Paul’s own account of what constitutes night-like activities is somewhat moralistic, although covering the kinds of things most people would think should be avoided – drunkenness, debauchery, jealousy, and the like. To these, we might add other modern immoralities operating under the cover of darkness: the anonymous internet troll hides in the dark, as does the hidden-in-plain-sight child molester and the online scammer.

But darkness is also active in more subtle ways. Consider our modern denial of death, treating it as a night we would rather pretend is not there. Or consider our next month in politics in terms of a struggle over what is night and what is day in the form of debates over the question of the Parliamentary Voice. What are we to do with the dark colonial history and its continuing effects? We cannot simply declare – as elements of the No campaign do – that the night is overcome with the passage of time, and we are now in a new day. The night continues, but the glimmer of day is possible.

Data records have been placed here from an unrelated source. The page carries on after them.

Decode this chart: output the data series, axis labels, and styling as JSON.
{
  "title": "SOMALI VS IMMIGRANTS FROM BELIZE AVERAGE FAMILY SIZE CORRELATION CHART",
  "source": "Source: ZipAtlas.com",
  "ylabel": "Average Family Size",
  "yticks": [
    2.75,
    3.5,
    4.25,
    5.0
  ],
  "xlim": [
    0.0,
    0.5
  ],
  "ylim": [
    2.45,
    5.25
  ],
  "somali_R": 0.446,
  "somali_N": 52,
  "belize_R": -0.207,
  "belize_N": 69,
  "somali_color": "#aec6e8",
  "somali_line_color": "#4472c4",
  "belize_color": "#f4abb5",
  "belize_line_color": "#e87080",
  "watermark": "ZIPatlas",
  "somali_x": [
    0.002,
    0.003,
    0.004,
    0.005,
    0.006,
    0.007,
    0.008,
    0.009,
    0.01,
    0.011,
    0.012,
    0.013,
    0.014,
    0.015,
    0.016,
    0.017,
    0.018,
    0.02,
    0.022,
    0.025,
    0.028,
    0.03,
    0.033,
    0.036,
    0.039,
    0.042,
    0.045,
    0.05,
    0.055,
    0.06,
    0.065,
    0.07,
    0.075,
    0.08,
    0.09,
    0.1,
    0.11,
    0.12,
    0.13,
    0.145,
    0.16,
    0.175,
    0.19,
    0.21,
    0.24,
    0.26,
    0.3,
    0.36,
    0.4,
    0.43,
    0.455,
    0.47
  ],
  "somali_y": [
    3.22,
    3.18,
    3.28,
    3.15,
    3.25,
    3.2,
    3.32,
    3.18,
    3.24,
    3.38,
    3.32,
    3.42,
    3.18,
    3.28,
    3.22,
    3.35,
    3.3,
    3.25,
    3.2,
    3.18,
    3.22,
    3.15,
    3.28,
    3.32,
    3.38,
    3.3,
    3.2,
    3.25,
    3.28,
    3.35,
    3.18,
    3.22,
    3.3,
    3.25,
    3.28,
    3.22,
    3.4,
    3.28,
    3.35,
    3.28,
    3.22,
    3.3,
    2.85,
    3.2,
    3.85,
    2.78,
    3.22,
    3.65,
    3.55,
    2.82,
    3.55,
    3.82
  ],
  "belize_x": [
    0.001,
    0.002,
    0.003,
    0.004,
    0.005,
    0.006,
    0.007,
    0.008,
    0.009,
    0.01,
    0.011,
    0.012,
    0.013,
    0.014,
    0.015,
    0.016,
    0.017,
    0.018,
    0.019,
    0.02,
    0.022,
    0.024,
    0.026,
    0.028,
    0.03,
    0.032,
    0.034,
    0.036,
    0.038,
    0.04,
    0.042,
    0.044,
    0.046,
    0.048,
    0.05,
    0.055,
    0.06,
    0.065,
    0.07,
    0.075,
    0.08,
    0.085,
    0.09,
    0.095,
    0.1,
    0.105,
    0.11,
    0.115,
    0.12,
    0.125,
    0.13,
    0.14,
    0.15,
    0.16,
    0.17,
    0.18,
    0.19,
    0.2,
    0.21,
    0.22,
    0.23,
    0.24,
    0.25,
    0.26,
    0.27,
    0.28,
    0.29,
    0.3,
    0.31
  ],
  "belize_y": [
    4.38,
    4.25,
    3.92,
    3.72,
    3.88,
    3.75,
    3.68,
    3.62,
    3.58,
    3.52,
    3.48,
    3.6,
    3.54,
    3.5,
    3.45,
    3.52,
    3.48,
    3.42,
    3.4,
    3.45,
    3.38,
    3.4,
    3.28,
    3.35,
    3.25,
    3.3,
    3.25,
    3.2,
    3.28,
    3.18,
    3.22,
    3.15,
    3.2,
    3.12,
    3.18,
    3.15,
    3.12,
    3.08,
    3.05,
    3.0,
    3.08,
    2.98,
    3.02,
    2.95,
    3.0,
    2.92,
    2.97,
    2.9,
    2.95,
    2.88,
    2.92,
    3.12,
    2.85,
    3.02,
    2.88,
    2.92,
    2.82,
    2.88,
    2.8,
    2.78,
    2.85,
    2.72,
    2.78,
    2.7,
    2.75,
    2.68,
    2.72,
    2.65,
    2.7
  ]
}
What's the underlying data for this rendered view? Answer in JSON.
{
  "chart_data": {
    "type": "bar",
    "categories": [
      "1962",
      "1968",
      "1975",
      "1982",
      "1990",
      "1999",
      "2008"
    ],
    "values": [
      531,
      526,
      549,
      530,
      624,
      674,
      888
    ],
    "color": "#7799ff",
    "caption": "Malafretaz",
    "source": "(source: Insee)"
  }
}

And debates about global warming will themselves doubtless heat up if the coming summer here is like what it has been in the northern hemisphere this year. What does Paul’s “as in the day” look like in the deep night of an intensely carbonised economy?

Being day
Of course, living “as in the day” is not always straightforward. But Paul calls us from any refusal on our part to see, as if we had grounds to claim that we are blinded by the night. Christ on the cross is the presence of God in the dark, God’s kingdom come. It is by this strange light that the church sees. The call to discipleship is the call to “put on the Lord Jesus Christ” (13. 13), and be such light in darkness. Take up your cross and follow: be day in the night. Be hope calling to despair. Be forgiveness where it is not sought. Be mercy.

None of this is because “God is coming,” and we better be ready. It is because God has already come, light shining in the darkness, revealing the truth and destiny of us and all things. God’s approach in the night of the world is the only thing which will light the darkness in and around us. For God is neither afraid of the dark, nor hides in it, nor simply washes it all away. God is the possibility of day in the night.

And this is what the disciples of Christ are to be as well. We are here today because we suspect that – though it is night – day is more than a rumour.

More than a rumour, it is a revelation – in the ministry of Jesus – and a calling – live “as in the day”.

Let us live, then, as in the day, as light in the midst of darkness.